The Two of Us
Anyone can fall in love. But not everyone can stay there.
Fisher and Ivy have been an item for all of nineteen days. Both of them have been in relationships before, and this time around, they know something is different—that they are meant to be together. The fact that they know little else about each other is a minor detail.
But over the next year, in which their lives will change forever, Fisher and Ivy will discover that falling in love is one thing—and staying there is an entirely different story.
The Two of Us is a charming, honest, laugh-out-loud novel about life, love, and the importance of taking neither one for granted.

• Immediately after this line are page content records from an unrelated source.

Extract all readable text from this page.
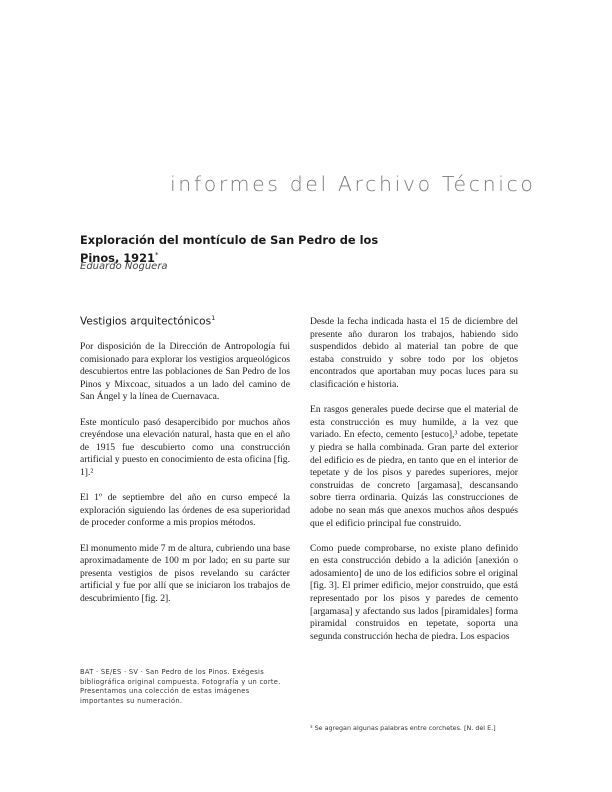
informes del Archivo Técnico
Exploración del montículo de San Pedro de los Pinos, 1921*
Eduardo Noguera
Vestigios arquitectónicos$^1$

Por disposición de la Dirección de Antropología fui comisionado para explorar los vestigios arqueológicos descubiertos entre las poblaciones de San Pedro de los Pinos y Mixcoac, situados a un lado del camino de San Ángel y la línea de Cuernavaca.

Este montículo pasó desapercibido por muchos años creyéndose una elevación natural, hasta que en el año de 1915 fue descubierto como una construcción artificial y puesto en conocimiento de esta oficina [fig. 1].²

El 1º de septiembre del año en curso empecé la exploración siguiendo las órdenes de esa superioridad de proceder conforme a mis propios métodos.

El monumento mide 7 m de altura, cubriendo una base aproximadamente de 100 m por lado; en su parte sur presenta vestigios de pisos revelando su carácter artificial y fue por allí que se iniciaron los trabajos de descubrimiento [fig. 2].

Desde la fecha indicada hasta el 15 de diciembre del presente año duraron los trabajos, habiendo sido suspendidos debido al material tan pobre de que estaba construido y sobre todo por los objetos encontrados que aportaban muy pocas luces para su clasificación e historia.

En rasgos generales puede decirse que el material de esta construcción es muy humilde, a la vez que variado. En efecto, cemento [estuco],³ adobe, tepetate y piedra se halla combinada. Gran parte del exterior del edificio es de piedra, en tanto que en el interior de tepetate y de los pisos y paredes superiores, mejor construidas de concreto [argamasa], descansando sobre tierra ordinaria. Quizás las construcciones de adobe no sean más que anexos muchos años después que el edificio principal fue construido.

Como puede comprobarse, no existe plano definido en esta construcción debido a la adición [anexión o adosamiento] de uno de los edificios sobre el original [fig. 3]. El primer edificio, mejor construido, que está representado por los pisos y paredes de cemento [argamasa] y afectando sus lados [piramidales] forma piramidal construidos en tepetate, soporta una segunda construcción hecha de piedra. Los espacios

BAT · SE/ES · SV · San Pedro de los Pinos. Exégesis bibliográfica original compuesta. Fotografía y un corte. Presentamos una colección de estas imágenes importantes su numeración.
³ Se agregan algunas palabras entre corchetes. [N. del E.]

In this entertaining romcom set in present-day England, Fisher and Ivy have been dating for all of 19 days when Ivy finds out that she's pregnant. Rolling with the punches, they decide to move in together and build a shared life. As Fisher, a director of commercials, so aptly puts it, they've "leapfrogged the romance and gone straight to starting a family and passing out in front of the telly." Over nine months (and slightly beyond), the author charts the course of this new relationship and instant family, which is not all smooth sailing. Fisher and Ivy are informed that they'll be having twins; Ivy's loutish brother, Frank, moves in with them temporarily; and Fisher is tempted to flirt with an attractive colleague. Adding poignancy to the story is the presence of Fisher's best friend, El, who is in the terminal stages of Huntington's disease. The premise is contrived, but Jones proves himself adept at writing sensitively about modern relationships. The story is told solely from Fisher's point of view, which unfortunately renders Ivy somewhat opaque. His narration is charming but facile until the last chapters, which achieve a touching honesty as Fisher and Ivy are forced to deal with a tragedy that lends a dramatic aspect to this otherwise lightweight romantic novel.